Sunny Boy's mother tucked a clean little white handkerchief into Joe's hand.

"Don't cry," she said kindly. "We'll see that you get home. Here comes Mr. Horton. He'll make it all right."

When Mr. Horton heard that Joe wanted to go home, he said it was the "easiest thing in the world."

"I'll get your ticket and see you on the train," he promised. "There's a local leaving in half an hour. You'll be in Centronia by eight o'clock to-night."

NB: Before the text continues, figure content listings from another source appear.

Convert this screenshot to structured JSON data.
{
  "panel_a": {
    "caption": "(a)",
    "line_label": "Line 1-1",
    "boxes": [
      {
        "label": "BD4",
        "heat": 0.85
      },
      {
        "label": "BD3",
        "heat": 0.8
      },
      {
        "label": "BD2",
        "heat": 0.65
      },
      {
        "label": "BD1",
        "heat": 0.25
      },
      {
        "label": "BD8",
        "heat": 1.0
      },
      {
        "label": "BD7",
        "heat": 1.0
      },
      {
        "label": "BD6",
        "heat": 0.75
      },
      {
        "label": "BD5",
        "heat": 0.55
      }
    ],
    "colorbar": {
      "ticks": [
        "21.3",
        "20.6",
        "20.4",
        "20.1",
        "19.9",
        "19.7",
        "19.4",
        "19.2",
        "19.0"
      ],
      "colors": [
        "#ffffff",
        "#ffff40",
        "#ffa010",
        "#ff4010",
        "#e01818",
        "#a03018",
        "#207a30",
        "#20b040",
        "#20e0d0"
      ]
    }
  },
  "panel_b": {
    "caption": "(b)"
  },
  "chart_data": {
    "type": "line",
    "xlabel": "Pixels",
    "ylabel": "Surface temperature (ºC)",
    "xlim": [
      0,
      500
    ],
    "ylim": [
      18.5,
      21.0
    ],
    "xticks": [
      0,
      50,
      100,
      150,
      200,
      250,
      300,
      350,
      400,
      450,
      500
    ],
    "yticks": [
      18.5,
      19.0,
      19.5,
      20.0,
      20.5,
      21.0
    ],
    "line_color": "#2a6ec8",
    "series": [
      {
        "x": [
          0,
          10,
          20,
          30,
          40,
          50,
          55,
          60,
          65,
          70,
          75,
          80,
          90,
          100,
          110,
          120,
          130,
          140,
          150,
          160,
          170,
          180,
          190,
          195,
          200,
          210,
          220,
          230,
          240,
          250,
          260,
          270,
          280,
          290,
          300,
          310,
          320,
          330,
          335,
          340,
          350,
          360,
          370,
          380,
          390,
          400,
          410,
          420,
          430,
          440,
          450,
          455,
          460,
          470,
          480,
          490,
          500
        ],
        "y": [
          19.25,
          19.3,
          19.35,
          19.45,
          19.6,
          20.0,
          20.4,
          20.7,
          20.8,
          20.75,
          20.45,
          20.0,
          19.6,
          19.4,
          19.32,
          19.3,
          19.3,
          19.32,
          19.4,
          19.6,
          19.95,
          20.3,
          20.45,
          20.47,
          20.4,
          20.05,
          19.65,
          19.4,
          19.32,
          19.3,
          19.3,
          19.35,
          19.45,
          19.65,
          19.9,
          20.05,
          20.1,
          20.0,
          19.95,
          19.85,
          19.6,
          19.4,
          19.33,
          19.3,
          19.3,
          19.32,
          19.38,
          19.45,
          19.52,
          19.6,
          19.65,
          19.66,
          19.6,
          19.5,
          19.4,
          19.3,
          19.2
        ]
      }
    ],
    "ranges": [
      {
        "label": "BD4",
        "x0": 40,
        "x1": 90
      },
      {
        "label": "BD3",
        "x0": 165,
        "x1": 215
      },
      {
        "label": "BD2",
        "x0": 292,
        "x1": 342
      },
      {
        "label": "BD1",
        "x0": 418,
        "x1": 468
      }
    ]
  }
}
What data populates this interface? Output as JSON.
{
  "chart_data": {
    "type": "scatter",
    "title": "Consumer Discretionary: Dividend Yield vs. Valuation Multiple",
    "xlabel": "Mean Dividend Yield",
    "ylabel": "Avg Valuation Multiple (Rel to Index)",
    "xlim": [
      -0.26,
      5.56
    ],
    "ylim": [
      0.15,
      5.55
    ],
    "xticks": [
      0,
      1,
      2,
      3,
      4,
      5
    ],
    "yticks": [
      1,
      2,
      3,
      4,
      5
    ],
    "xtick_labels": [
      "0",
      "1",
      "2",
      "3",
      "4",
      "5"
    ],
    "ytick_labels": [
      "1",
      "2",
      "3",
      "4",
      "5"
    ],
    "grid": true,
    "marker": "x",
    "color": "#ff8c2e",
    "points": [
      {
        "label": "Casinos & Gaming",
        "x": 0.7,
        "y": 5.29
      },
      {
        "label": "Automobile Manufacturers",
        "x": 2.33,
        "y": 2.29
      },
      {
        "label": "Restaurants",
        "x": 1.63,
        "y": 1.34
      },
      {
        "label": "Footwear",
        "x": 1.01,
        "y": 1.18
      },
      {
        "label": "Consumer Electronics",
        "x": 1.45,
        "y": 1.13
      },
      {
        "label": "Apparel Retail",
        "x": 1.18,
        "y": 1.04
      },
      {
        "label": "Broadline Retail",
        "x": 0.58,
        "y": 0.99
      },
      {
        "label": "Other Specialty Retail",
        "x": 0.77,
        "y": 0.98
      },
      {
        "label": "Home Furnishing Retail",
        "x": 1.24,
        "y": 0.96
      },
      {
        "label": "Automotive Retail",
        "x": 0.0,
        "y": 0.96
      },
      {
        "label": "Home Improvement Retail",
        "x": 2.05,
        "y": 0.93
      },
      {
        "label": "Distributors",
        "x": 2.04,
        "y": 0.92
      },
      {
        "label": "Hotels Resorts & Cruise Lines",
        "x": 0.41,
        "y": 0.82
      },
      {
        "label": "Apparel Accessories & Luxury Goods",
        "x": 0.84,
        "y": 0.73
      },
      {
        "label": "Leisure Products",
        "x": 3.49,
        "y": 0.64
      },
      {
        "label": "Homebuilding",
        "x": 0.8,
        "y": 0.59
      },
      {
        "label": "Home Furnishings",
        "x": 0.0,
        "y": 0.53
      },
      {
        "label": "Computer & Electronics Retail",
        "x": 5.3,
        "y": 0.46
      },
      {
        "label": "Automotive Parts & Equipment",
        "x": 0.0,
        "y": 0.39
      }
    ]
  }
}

"But I haven't enough money," faltered Joe.

"I'll lend it to you," said Mr. Horton, just as he would speak to a business friend. "Then next week you come down to the office and we'll talk things over. How will that do?"

Joe said he guessed it was all right, and while he and Mr. Horton went off to buy the ticket, Mrs. Horton and Sunny Boy bought a bag of fruit and sandwiches for Joe to have on the train.

"He looks half starved," commented Mrs. Horton. "Won't his mother enjoy getting him a good meal!"

"When you going home?" Joe Brown asked, as they walked with him to the train gate. "Wish it was now."

"We're coming to-morrow," said Mrs. Horton, "Say good-bye to Joe, precious. He'll be home before you are."

Joe shook hands awkwardly with Sunny Boy and then with Mr. and Mrs.

Horton.

"I sure am obliged to you," he said shyly.

They watched him pass through the gate and down the platform, and saw a brakeman point to the train he was to board. At the steps Joe turned again, and waved to them.

"I'm glad he's out of New York," declared Mr. Horton. "This city is no place for a friendless boy. And now you and Sunny Boy go on up to the Museum, and I'll see you at dinner."

Sunny Boy enjoyed another ride on top of his beloved bus, and then he and Mother spent a couple of busy and happy hours looking at the wonderful exhibits in the Museum of Natural History.

"Jack said to see the birds," Sunny insisted, for Jack, the bell-boy at the hotel, had his own ideas as to what was worth seeing in New York.

After the birds came the Eskimo cases, and after them, those given over to the American Indians. And then, quite by accident, Sunny Boy and his mother came to the exhibits of the marvelous gigantic creatures that were the animals of this world centuries ago.

"My goodness!" gasped Sunny Boy, startled, when he caught his first glimpse of a creature labeled with a long name that he couldn't hope to read. "What's that, Mother?"

"That's the way the animals used to look," said Mrs. Horton smiling.

"You'd be surprised, wouldn't you, if when you went to take a walk some morning you saw this great thing coming over the field toward you?"

"I wouldn't want to see him," said Sunny Boy decidedly. "Are there more of 'em? Hurry up, Mother, and let's see this one in the corner."

"Now don't dream about any of them," said Mrs. Horton jokingly, as they went down the Museum steps.

"Course not," answered Sunny Boy stoutly. "I never dream--hardly any, I mean. And we're going home to-morrow, aren't we?"